Thursday, January 14, 2010

The Opportunity Costs of Foregone Economic Growth

Economic growth is great; it brings people out of poverty, so they can have cleaner water, sufficient food, better medicine, and safer cars, as well as less important things, like bigger houses, cool gadgets, and hundreds of channels of television.

The earthquake disaster and its aftermath in Haiti has reminded me of another benefit of growth: it creates resources that can be used to prevent and deal with crises. A wealthier country would have safer, stronger buildings, fewer of which would have collapsed. A wealthier country would have more and better hospitals that could deal with the wounded. A wealthier country would have an airport that could handle the influx of foreign aide without running out of fuel to get the planes back out again. A wealthy country has accumulated physical and human capital that allows it to deal with emergencies, and to better receive help from other countries during emergencies. Haiti's poverty makes disasters more disastrous, makes internal efforts at recovery impotent, and makes foreign aid less effective.

Wealthy countries aren't immune to disasters, of course--thousands died in the U.S. in Hurricane Katrina, and nearly 15,000 died in France in 2003 during a heat wave. These pale compared to the death toll in Haiti, however. Even if an earthquake occurred in, say, San Francisco, I would expect the death toll to be a much smaller fraction of the population than has occurred in Port au Prince.

It's hard to come up with a silver lining for this, but I'll stretch and try. Tyler Cowen suggests that Haiti as we know it is gone. This is a chance to replace its government and other institutions with new institutions that work better, allowing economic growth and a brighter future. It's hard to be optimistic, however. The old government (or what is left of it) surely won't give up power, and it will try to steer any changes in ways that benefit it at the expense of others. Other countries may try to steer the direction of change to their own advantage. Gangs and criminal organizations may try to carve out their own pieces of the country.

Maybe these problems can be overcome, but it's not clear to me what process would lead to better institutions. One possibility is for a country with relatively health institutions to just take over, copying and pasting its legal system and eventually its traditions. Here the problem is how to figure out which country does this. I wouldn't want, say, Venezuela to take over. I'm not even sure I would want the U.S. to try to run things.

Another possibility is for the U.N. or some other international entity to try to redesign their legal and political systems.
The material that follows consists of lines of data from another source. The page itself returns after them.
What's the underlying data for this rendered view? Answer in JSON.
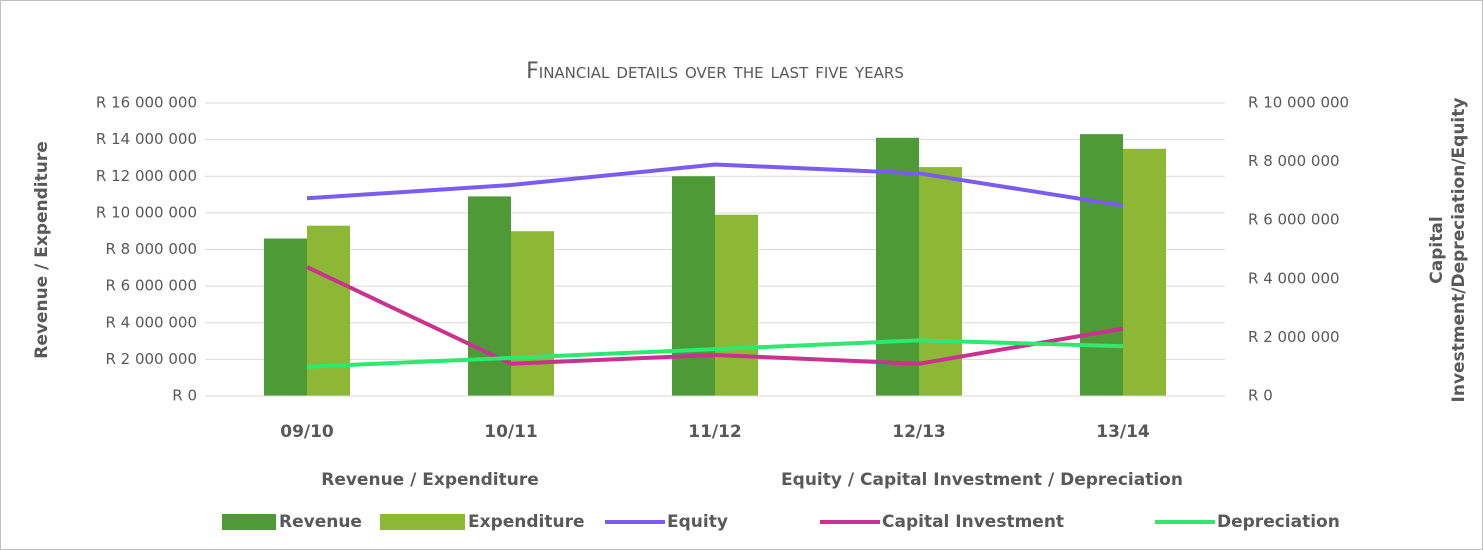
{
  "chart_data": {
    "type": "bar_line",
    "title": "Financial details over the last five years",
    "y_label": "Revenue / Expenditure",
    "y2_label": "Capital Investment/Depreciation/Equity",
    "legend_groups": [
      "Revenue / Expenditure",
      "Equity / Capital Investment / Depreciation"
    ],
    "categories": [
      "09/10",
      "10/11",
      "11/12",
      "12/13",
      "13/14"
    ],
    "series": [
      {
        "name": "Revenue",
        "type": "bar",
        "color": "#4e9a37",
        "values": [
          8600000,
          10900000,
          12000000,
          14100000,
          14300000
        ]
      },
      {
        "name": "Expenditure",
        "type": "bar",
        "color": "#8cb836",
        "values": [
          9300000,
          9000000,
          9900000,
          12500000,
          13500000
        ]
      },
      {
        "name": "Equity",
        "type": "line",
        "axis": "y2",
        "color": "#7b5cf0",
        "values": [
          6750000,
          7200000,
          7900000,
          7600000,
          6500000
        ]
      },
      {
        "name": "Capital Investment",
        "type": "line",
        "axis": "y2",
        "color": "#c9338f",
        "values": [
          4400000,
          1100000,
          1400000,
          1100000,
          2300000
        ]
      },
      {
        "name": "Depreciation",
        "type": "line",
        "axis": "y2",
        "color": "#2ee86f",
        "values": [
          1000000,
          1300000,
          1600000,
          1900000,
          1700000
        ]
      }
    ],
    "ylim": [
      0,
      16000000
    ],
    "yticks": [
      {
        "value": 0,
        "label": "R 0"
      },
      {
        "value": 2000000,
        "label": "R 2 000 000"
      },
      {
        "value": 4000000,
        "label": "R 4 000 000"
      },
      {
        "value": 6000000,
        "label": "R 6 000 000"
      },
      {
        "value": 8000000,
        "label": "R 8 000 000"
      },
      {
        "value": 10000000,
        "label": "R 10 000 000"
      },
      {
        "value": 12000000,
        "label": "R 12 000 000"
      },
      {
        "value": 14000000,
        "label": "R 14 000 000"
      },
      {
        "value": 16000000,
        "label": "R 16 000 000"
      }
    ],
    "y2lim": [
      0,
      10000000
    ],
    "y2ticks": [
      {
        "value": 0,
        "label": "R 0"
      },
      {
        "value": 2000000,
        "label": "R 2 000 000"
      },
      {
        "value": 4000000,
        "label": "R 4 000 000"
      },
      {
        "value": 6000000,
        "label": "R 6 000 000"
      },
      {
        "value": 8000000,
        "label": "R 8 000 000"
      },
      {
        "value": 10000000,
        "label": "R 10 000 000"
      }
    ],
    "grid": true
  }
}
I can't see this top-down approach working out well. This sort of central planning problem is just too difficult to solve. No, if beneficial change is going to take place, it will have to be from the bottom-up, and gradual. I'm not sure if the political entities involved will allow this.
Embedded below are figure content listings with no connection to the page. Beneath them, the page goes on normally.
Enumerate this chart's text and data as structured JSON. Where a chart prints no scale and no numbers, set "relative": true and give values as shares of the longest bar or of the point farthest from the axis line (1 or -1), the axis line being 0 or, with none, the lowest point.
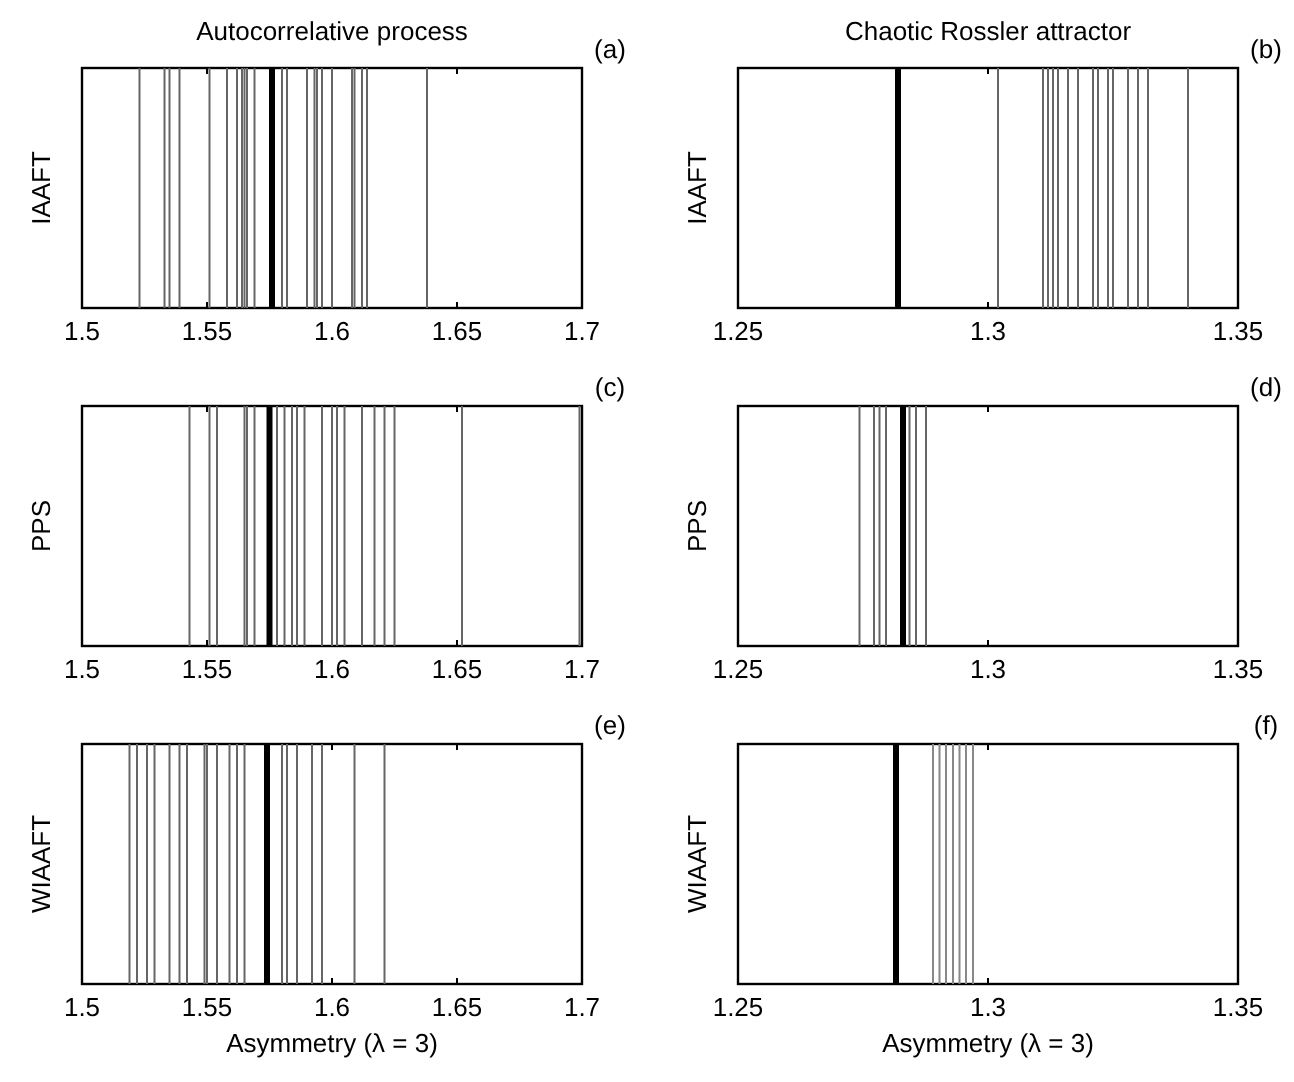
{
  "chart_data": [
    {
      "type": "bar",
      "title": "Autocorrelative process",
      "ylabel": "IAAFT",
      "annotations": [
        "(a)"
      ],
      "relative": true,
      "tick_labels": "x",
      "xlim": [
        1.5,
        1.7
      ],
      "xticks": [
        1.5,
        1.55,
        1.6,
        1.65,
        1.7
      ],
      "series": [
        {
          "color": "#666666",
          "x": [
            1.523,
            1.533,
            1.535,
            1.539,
            1.551,
            1.558,
            1.562,
            1.564,
            1.565,
            1.566,
            1.569,
            1.58,
            1.582,
            1.59,
            1.593,
            1.594,
            1.596,
            1.6,
            1.608,
            1.609,
            1.612,
            1.614,
            1.638
          ],
          "values": [
            1,
            1,
            1,
            1,
            1,
            1,
            1,
            1,
            1,
            1,
            1,
            1,
            1,
            1,
            1,
            1,
            1,
            1,
            1,
            1,
            1,
            1,
            1
          ]
        },
        {
          "color": "#000000",
          "x": [
            1.576
          ],
          "values": [
            1
          ]
        }
      ]
    },
    {
      "type": "bar",
      "title": "Chaotic Rossler attractor",
      "ylabel": "IAAFT",
      "annotations": [
        "(b)"
      ],
      "relative": true,
      "tick_labels": "x",
      "xlim": [
        1.25,
        1.35
      ],
      "xticks": [
        1.25,
        1.3,
        1.35
      ],
      "series": [
        {
          "color": "#666666",
          "x": [
            1.302,
            1.311,
            1.312,
            1.313,
            1.314,
            1.316,
            1.318,
            1.321,
            1.322,
            1.324,
            1.325,
            1.328,
            1.33,
            1.332,
            1.34
          ],
          "values": [
            1,
            1,
            1,
            1,
            1,
            1,
            1,
            1,
            1,
            1,
            1,
            1,
            1,
            1,
            1
          ]
        },
        {
          "color": "#000000",
          "x": [
            1.282
          ],
          "values": [
            1
          ]
        }
      ]
    },
    {
      "type": "bar",
      "ylabel": "PPS",
      "annotations": [
        "(c)"
      ],
      "relative": true,
      "tick_labels": "x",
      "xlim": [
        1.5,
        1.7
      ],
      "xticks": [
        1.5,
        1.55,
        1.6,
        1.65,
        1.7
      ],
      "series": [
        {
          "color": "#666666",
          "x": [
            1.543,
            1.551,
            1.554,
            1.565,
            1.566,
            1.569,
            1.578,
            1.581,
            1.584,
            1.586,
            1.589,
            1.596,
            1.6,
            1.602,
            1.605,
            1.612,
            1.617,
            1.621,
            1.625,
            1.652,
            1.699
          ],
          "values": [
            1,
            1,
            1,
            1,
            1,
            1,
            1,
            1,
            1,
            1,
            1,
            1,
            1,
            1,
            1,
            1,
            1,
            1,
            1,
            1,
            1
          ]
        },
        {
          "color": "#000000",
          "x": [
            1.575
          ],
          "values": [
            1
          ]
        }
      ]
    },
    {
      "type": "bar",
      "ylabel": "PPS",
      "annotations": [
        "(d)"
      ],
      "relative": true,
      "tick_labels": "x",
      "xlim": [
        1.25,
        1.35
      ],
      "xticks": [
        1.25,
        1.3,
        1.35
      ],
      "series": [
        {
          "color": "#666666",
          "x": [
            1.2743,
            1.2772,
            1.2783,
            1.2796,
            1.2843,
            1.2856,
            1.2876
          ],
          "values": [
            1,
            1,
            1,
            1,
            1,
            1,
            1
          ]
        },
        {
          "color": "#000000",
          "x": [
            1.283
          ],
          "values": [
            1
          ]
        }
      ]
    },
    {
      "type": "bar",
      "xlabel": "Asymmetry (λ = 3)",
      "ylabel": "WIAAFT",
      "annotations": [
        "(e)"
      ],
      "relative": true,
      "tick_labels": "x",
      "xlim": [
        1.5,
        1.7
      ],
      "xticks": [
        1.5,
        1.55,
        1.6,
        1.65,
        1.7
      ],
      "series": [
        {
          "color": "#666666",
          "x": [
            1.519,
            1.522,
            1.526,
            1.529,
            1.535,
            1.539,
            1.542,
            1.549,
            1.55,
            1.554,
            1.559,
            1.562,
            1.565,
            1.58,
            1.582,
            1.586,
            1.592,
            1.596,
            1.609,
            1.621
          ],
          "values": [
            1,
            1,
            1,
            1,
            1,
            1,
            1,
            1,
            1,
            1,
            1,
            1,
            1,
            1,
            1,
            1,
            1,
            1,
            1,
            1
          ]
        },
        {
          "color": "#000000",
          "x": [
            1.574
          ],
          "values": [
            1
          ]
        }
      ]
    },
    {
      "type": "bar",
      "xlabel": "Asymmetry (λ = 3)",
      "ylabel": "WIAAFT",
      "annotations": [
        "(f)"
      ],
      "relative": true,
      "tick_labels": "x",
      "xlim": [
        1.25,
        1.35
      ],
      "xticks": [
        1.25,
        1.3,
        1.35
      ],
      "series": [
        {
          "color": "#888888",
          "x": [
            1.289,
            1.2903,
            1.2916,
            1.293,
            1.2943,
            1.2956,
            1.297
          ],
          "values": [
            1,
            1,
            1,
            1,
            1,
            1,
            1
          ]
        },
        {
          "color": "#000000",
          "x": [
            1.2816
          ],
          "values": [
            1
          ]
        }
      ]
    }
  ]
}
(Please note that I'm not repeating the stupid claim sometimes made about the success of Japan after World War II. That is, some said that Japan grew so quickly after the war because they were able to replace their old factories and equipment with new ones. This is ridiculous; absent the war and its destruction of capital, they could have had the old factories and the new ones, or they could have torn down the old stuff if necessary. Destruction of capital is not a path to growth. Rather, I am arguing that destroying old and harmful institutions can be beneficial.)